İyi Bilirdik!


[ İYİ BİLİRDİK ]*

Adamın birinin bir gün acil bir işi çıkmış.  Yetişmesi gerekiyor, zira mesele hayati! Azrail ile randevusu var ve kaçırmak istemiyor. Gideceği yerle aradaki mesafeyi kısaltan hiç kullanmadığı bir yol var, orayı kullanırsa daha çabuk varacak, koca caddeyi dolaşmayacak. Ama sokak malum mekanlarla dolu; meyhanesi, barı, pavyonu... Bir an tereddüt ettikten sonra ne olacak ya, diye dalıyor sokağa. Telaşı, yorgunluğu bir de bu sokaktan geçiyor olmanın tedirginliği göğsünün üzenine çöküyor. Sokağın ortasına gelince kalbi tekliyor ve olduğu yere yığılıyor. Azrail'in de o yolu kullanacağını kim tahmin edebilir değil mi!?

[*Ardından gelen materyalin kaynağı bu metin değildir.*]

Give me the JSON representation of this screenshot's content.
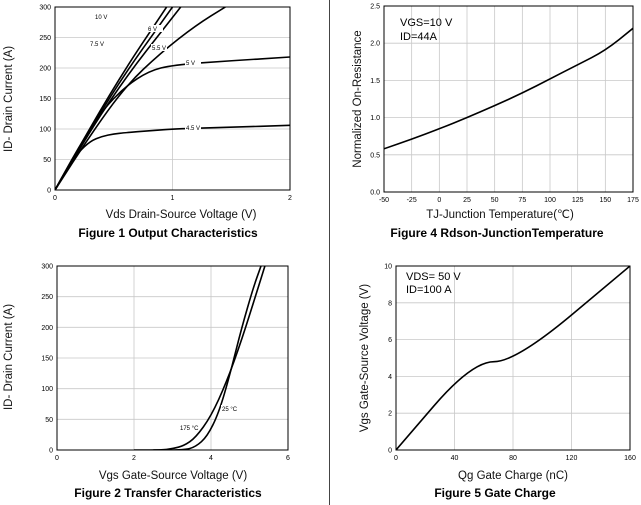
{
  "chart_data": [
    {
      "id": "fig1",
      "type": "line",
      "title": "Figure 1 Output Characteristics",
      "xlabel": "Vds Drain-Source Voltage (V)",
      "ylabel": "ID- Drain Current (A)",
      "xlim": [
        0,
        2
      ],
      "ylim": [
        0,
        300
      ],
      "xticks": [
        0,
        1,
        2
      ],
      "yticks": [
        0,
        50,
        100,
        150,
        200,
        250,
        300
      ],
      "series": [
        {
          "name": "10 V",
          "label": "10 V",
          "x": [
            0,
            0.5,
            0.95
          ],
          "y": [
            0,
            170,
            300
          ]
        },
        {
          "name": "6 V",
          "label": "6 V",
          "x": [
            0,
            0.5,
            1.07
          ],
          "y": [
            0,
            160,
            300
          ]
        },
        {
          "name": "7.5 V",
          "label": "7.5 V",
          "x": [
            0,
            0.5,
            1.0
          ],
          "y": [
            0,
            165,
            300
          ]
        },
        {
          "name": "5.5 V",
          "label": "5.5 V",
          "x": [
            0,
            0.3,
            0.6,
            0.9,
            1.2,
            1.45
          ],
          "y": [
            0,
            90,
            170,
            225,
            270,
            300
          ]
        },
        {
          "name": "5 V",
          "label": "5 V",
          "x": [
            0,
            0.2,
            0.4,
            0.6,
            0.8,
            1.0,
            1.5,
            2.0
          ],
          "y": [
            0,
            70,
            130,
            170,
            195,
            205,
            212,
            218
          ]
        },
        {
          "name": "4.5 V",
          "label": "4.5 V",
          "x": [
            0,
            0.1,
            0.2,
            0.3,
            0.4,
            0.5,
            0.6,
            0.8,
            1.0,
            1.5,
            2.0
          ],
          "y": [
            0,
            35,
            62,
            80,
            88,
            92,
            94,
            97,
            100,
            103,
            106
          ]
        }
      ]
    },
    {
      "id": "fig2",
      "type": "line",
      "title": "Figure 2 Transfer Characteristics",
      "xlabel": "Vgs Gate-Source Voltage (V)",
      "ylabel": "ID- Drain Current (A)",
      "xlim": [
        0,
        6
      ],
      "ylim": [
        0,
        300
      ],
      "xticks": [
        0,
        2,
        4,
        6
      ],
      "yticks": [
        0,
        50,
        100,
        150,
        200,
        250,
        300
      ],
      "series": [
        {
          "name": "175 °C",
          "label": "175 °C",
          "x": [
            2.0,
            2.7,
            3.0,
            3.3,
            3.6,
            4.0,
            4.4,
            4.8,
            5.2,
            5.4
          ],
          "y": [
            0,
            0,
            2,
            7,
            20,
            55,
            110,
            180,
            260,
            300
          ]
        },
        {
          "name": "25 °C",
          "label": "25 °C",
          "x": [
            2.5,
            3.3,
            3.6,
            3.9,
            4.2,
            4.5,
            4.8,
            5.1,
            5.3
          ],
          "y": [
            0,
            0,
            5,
            22,
            60,
            125,
            200,
            265,
            300
          ]
        }
      ]
    },
    {
      "id": "fig4",
      "type": "line",
      "title": "Figure 4 Rdson-JunctionTemperature",
      "xlabel": "TJ-Junction Temperature(℃)",
      "ylabel": "Normalized On-Resistance",
      "xlim": [
        -50,
        175
      ],
      "ylim": [
        0,
        2.5
      ],
      "xticks": [
        -50,
        -25,
        0,
        25,
        50,
        75,
        100,
        125,
        150,
        175
      ],
      "yticks": [
        0.0,
        0.5,
        1.0,
        1.5,
        2.0,
        2.5
      ],
      "legend_lines": [
        "VGS=10 V",
        "ID=44A"
      ],
      "series": [
        {
          "name": "Rdson",
          "x": [
            -50,
            -25,
            0,
            25,
            50,
            75,
            100,
            125,
            150,
            175
          ],
          "y": [
            0.58,
            0.71,
            0.85,
            1.0,
            1.16,
            1.33,
            1.52,
            1.71,
            1.9,
            2.2
          ]
        }
      ]
    },
    {
      "id": "fig5",
      "type": "line",
      "title": "Figure 5 Gate Charge",
      "xlabel": "Qg Gate Charge (nC)",
      "ylabel": "Vgs Gate-Source Voltage (V)",
      "xlim": [
        0,
        160
      ],
      "ylim": [
        0,
        10
      ],
      "xticks": [
        0,
        40,
        80,
        120,
        160
      ],
      "yticks": [
        0,
        2,
        4,
        6,
        8,
        10
      ],
      "legend_lines": [
        "VDS= 50 V",
        "ID=100 A"
      ],
      "series": [
        {
          "name": "Vgs",
          "x": [
            0,
            52,
            82,
            160
          ],
          "y": [
            0,
            4.8,
            4.8,
            10
          ]
        }
      ]
    }
  ]
}
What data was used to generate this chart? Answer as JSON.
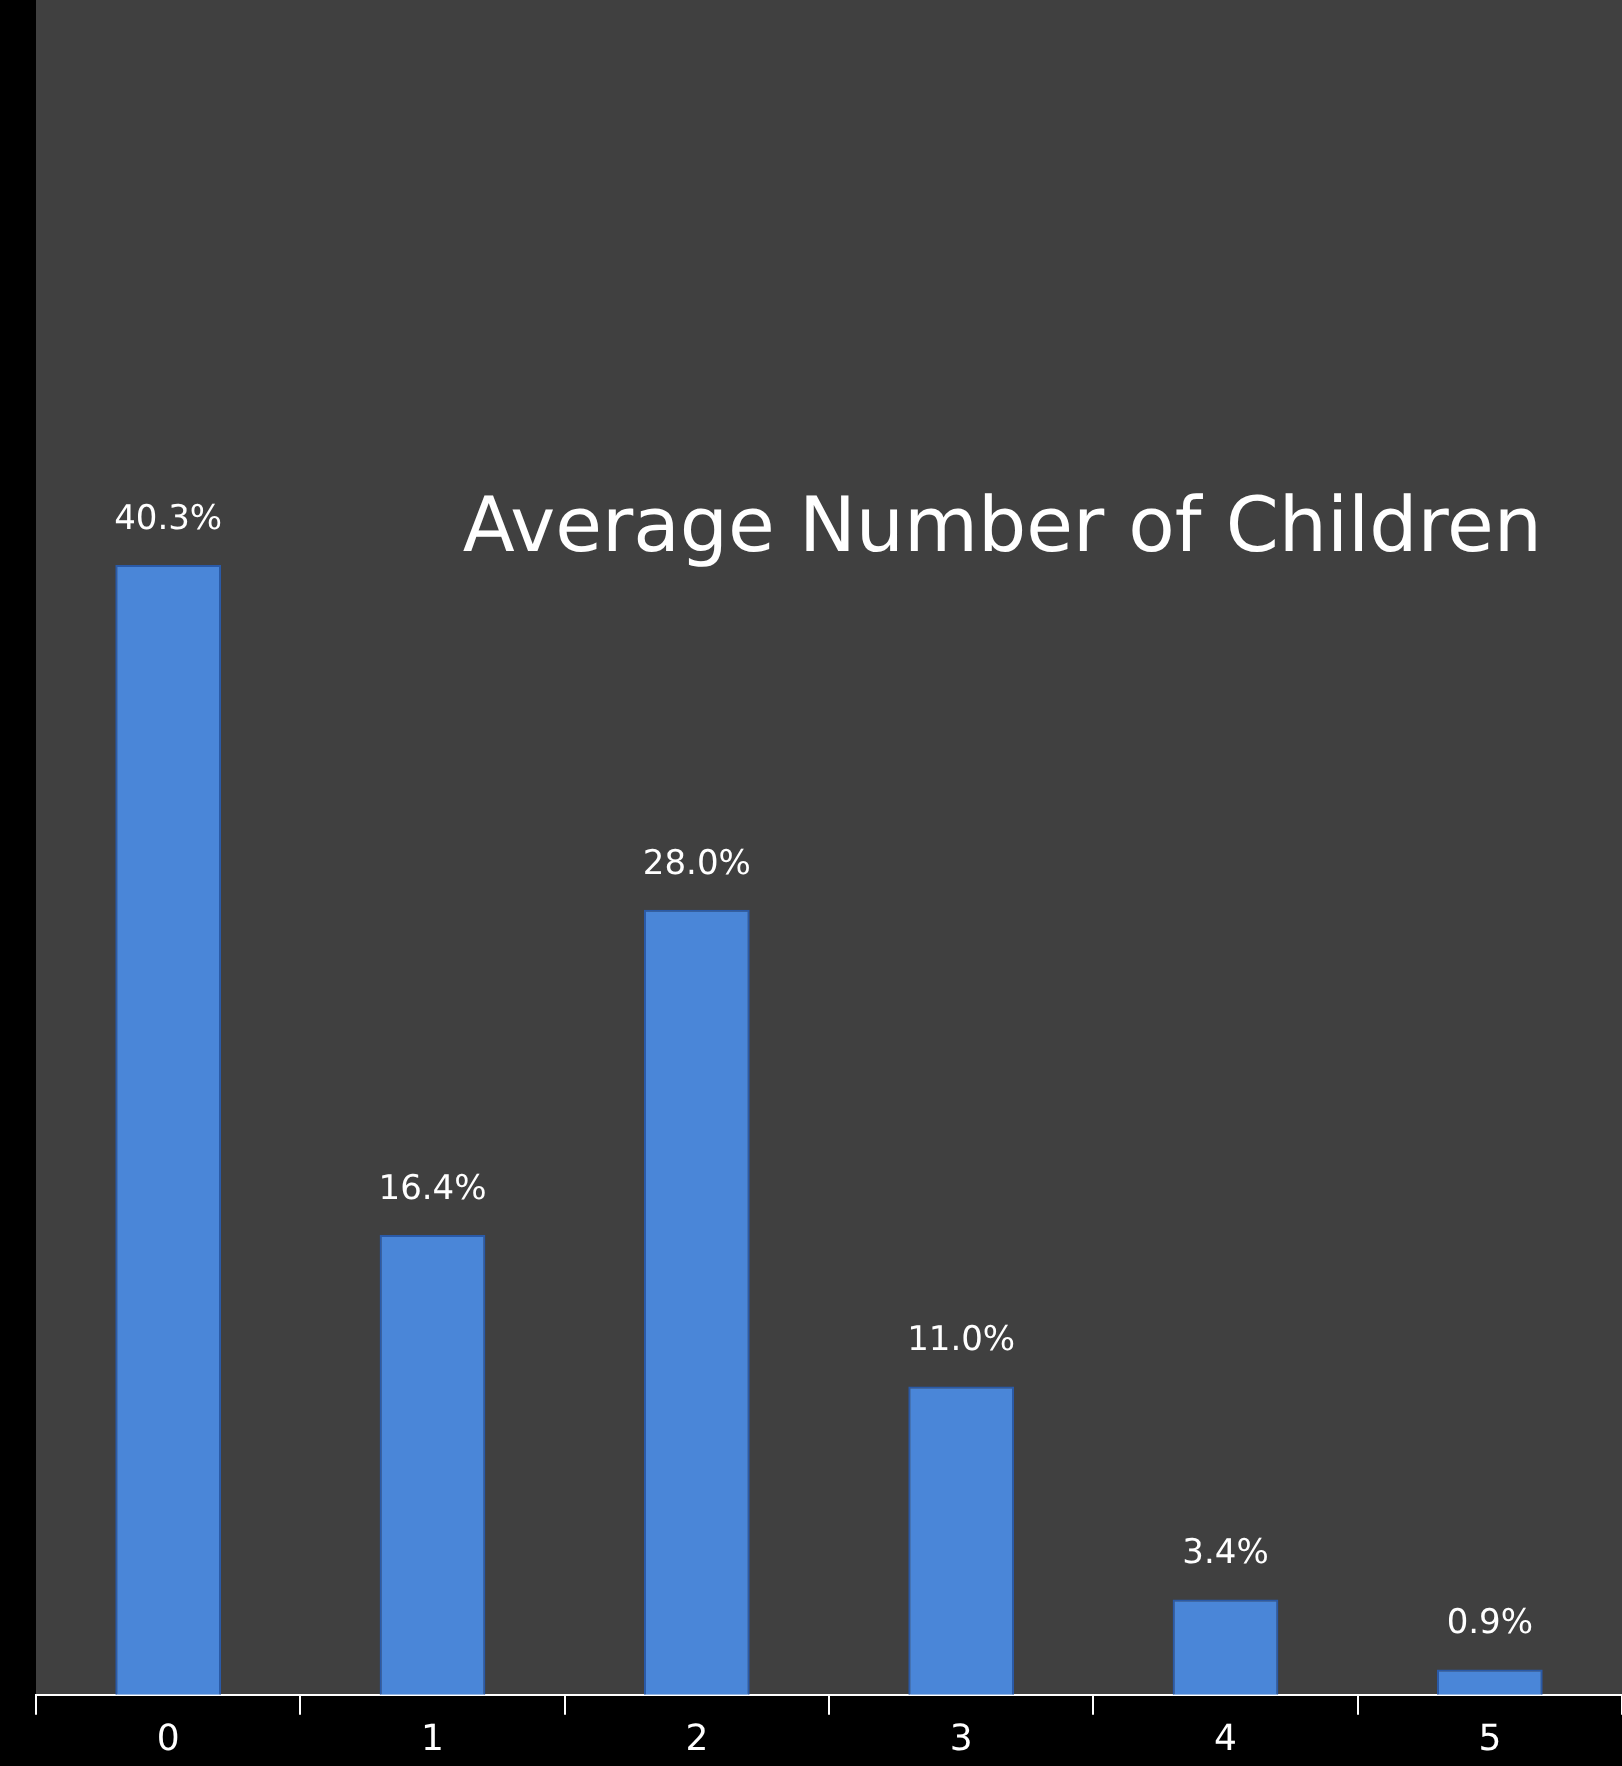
{
  "chart_data": {
    "type": "bar",
    "title": "Average Number of Children",
    "categories": [
      "0",
      "1",
      "2",
      "3",
      "4",
      "5"
    ],
    "values": [
      40.3,
      16.4,
      28.0,
      11.0,
      3.4,
      0.9
    ],
    "value_labels": [
      "40.3%",
      "16.4%",
      "28.0%",
      "11.0%",
      "3.4%",
      "0.9%"
    ],
    "color": "#4a86d8"
  }
}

Ertesi gün cenazesinde fısıltıyla şöyle sözler dolaşıyor kulaktan kulağa:
"Gizli gizli gider içermiş, çocuklarının bile haberi yok, çok şaşırmışlar duyunca."
"Birine tutulmuş, çok para yedirmiş diyorlar, para bitince tekmelemiş oruspu, bu da kapıya dayanmış gündüz gündüz, yüz bulamayınca yine, yıkılmış sokağın ortasına!"
"Yok, öyle değil, bir işi varmış onun için geçmiş diyorlar. -Ya hu sen de inandın mı!?"
"Allah insana ölümün de öleceğin yerinde hayırlısını versin, böyle bar pavyon önünde, düşmanım başına gelecekse gelmesin, yazık!"

Namaz bitmiş, hoca dönüp soruyor cemaate: "Mevtayı nasıl bilirdiniz!" Cemaat hep bir ağızdan: "İyi bilirdik!"